もし患者さんが「医師がどう言おうと、可能な限りの治療を受けたい」と思うのであれば、医療コーディネーターは患者さんの病と闘う意思を最優先に尊重し、あらゆる手段で治療の可能性を検索してどこまでも一緒に闘います。

もし、患者さんが「残された時間を治療ではなく、自分らしく使いたい」と思うのであれば、どのように過ごしたいかをひとつひとつ具体化し、様々な資源(人・物・サービス等)を調整して実現できるようにお手伝いします。

「死」は誰にでもいつかは平等にやってきます。
寿命や闘病の末にその先に見えてくる命の期限を自覚する人もいれば、突然降りかかった不慮の事故などで何の準備もなくその日を迎える人もいます。
まだまだ自分の時間はたっぷりあると思っていても突然終わりが来ることもあるのです。

生まれた時からカウントダウンが始まっていたのであれば「どう生きたいか」ということは「人生を終えるときにどんな自分でいたいか」と同じなのではないかと私は思います。

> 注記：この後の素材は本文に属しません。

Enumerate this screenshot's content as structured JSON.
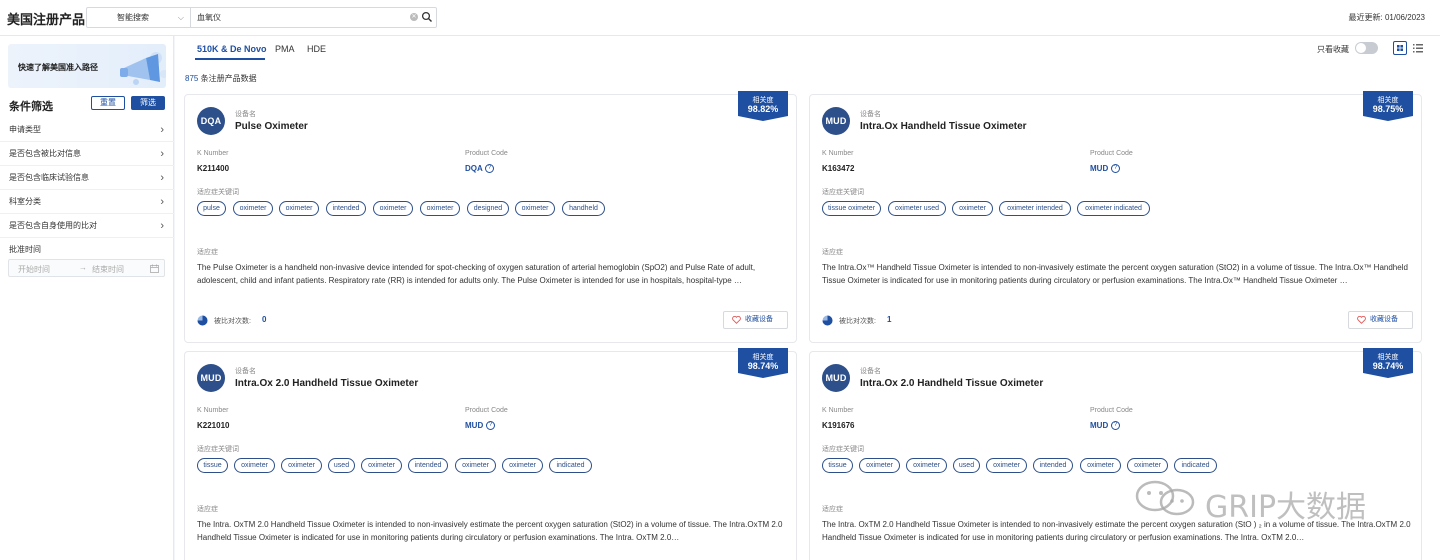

限られた時間なのであれば、それをどんな自分で過ごしたいか、どう在りたいかを考えてみる。

自分が大切に思ってきたこと、自分らしいと思える状況や場所・役割。

それまで歩いてきた人生を振り返り、笑って過ごした記憶を手掛かりにするのもいいかもしれません。

考えて、悩んだ上で導き出した答えは、紛れもなく自分らしい人生の答えです。

誰もがいつかは迎える最期の時までの残された時間・・・。
長い人も短い人も、それに限りがあることを意識せず過ごす人も認識して過ごす人も、その時間をどう過ごすか。
それが<生き様=死に様>だと思います。

その答え合わせを大切な人たちが見守り、しっかりバトンを受け継いでいく・・・。
自分の人生を自らの意思で自分らしく生きる

医療コーディネーターとして自分の人生を自らの意思で自分らしく生きる患者さんとご家族に全力で寄り添っていきたいと思います。